Following Ed George (Wharton) and Feng Liang (University of Illinois at Urbana-Champaign) talks today in Dauphine, Natalia Bochkina (University of Edinburgh) will give a talk on Thursday, June 20, at 2pm in Room 18 at ENSAE (Malakoff) [not Dauphine!]. Here is her abstract:
2 am: Simultaneous local and global adaptivity of Bayesian wavelet estimators in nonparametric regression by Natalia Bochkina
We consider wavelet estimators in the context of nonparametric regression, with the aim of finding estimators that simultaneously achieve the local and global adaptive minimax rate of convergence. It is known that one estimator – James-Stein block thresholding estimator of T.Cai (2008) – achieves simultaneously both optimal rates of convergence but over a limited set of Besov spaces; in particular, over the sets of spatially inhomogeneous functions (with 1≤ p<2) the upper bound on the global rate of this estimator is slower than the optimal minimax rate.

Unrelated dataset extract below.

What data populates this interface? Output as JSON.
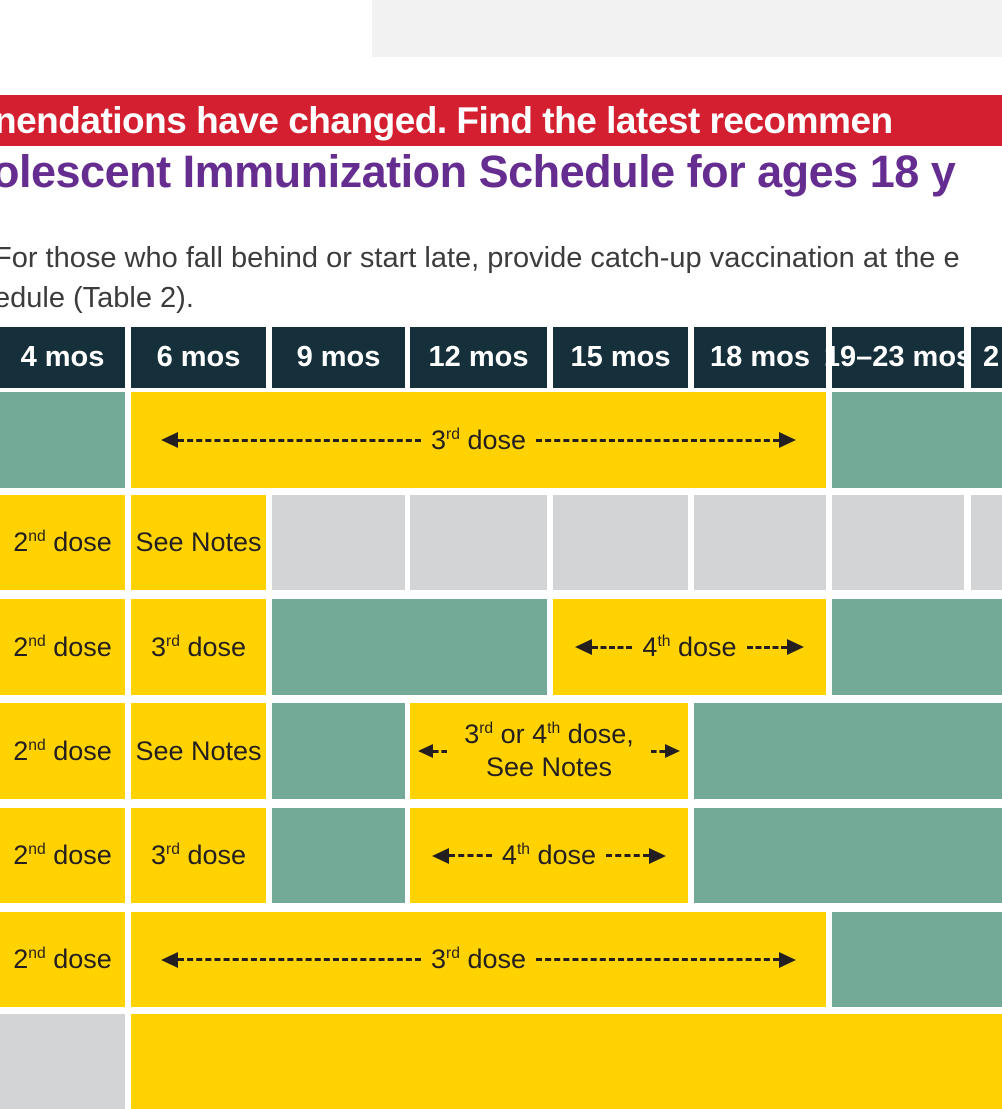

Another possible candidate to achieve both rates of convergence simultaneously is the Empirical Bayes estimator of Johnstone and Silverman (2005) which is an adaptive estimator that achieves the global minimax rate over a wide rage of Besov spaces and Besov balls. The maximum marginal likelihood approach is used to estimate the hyperparameters, and it can be interpreted as a Bayesian estimator with a uniform prior. We show that it also achieves the adaptive local minimax rate over all Besov spaces, and hence it does indeed achieve both local and global rates of convergence simultaneously over Besov spaces. We also give an example of how it works in practice.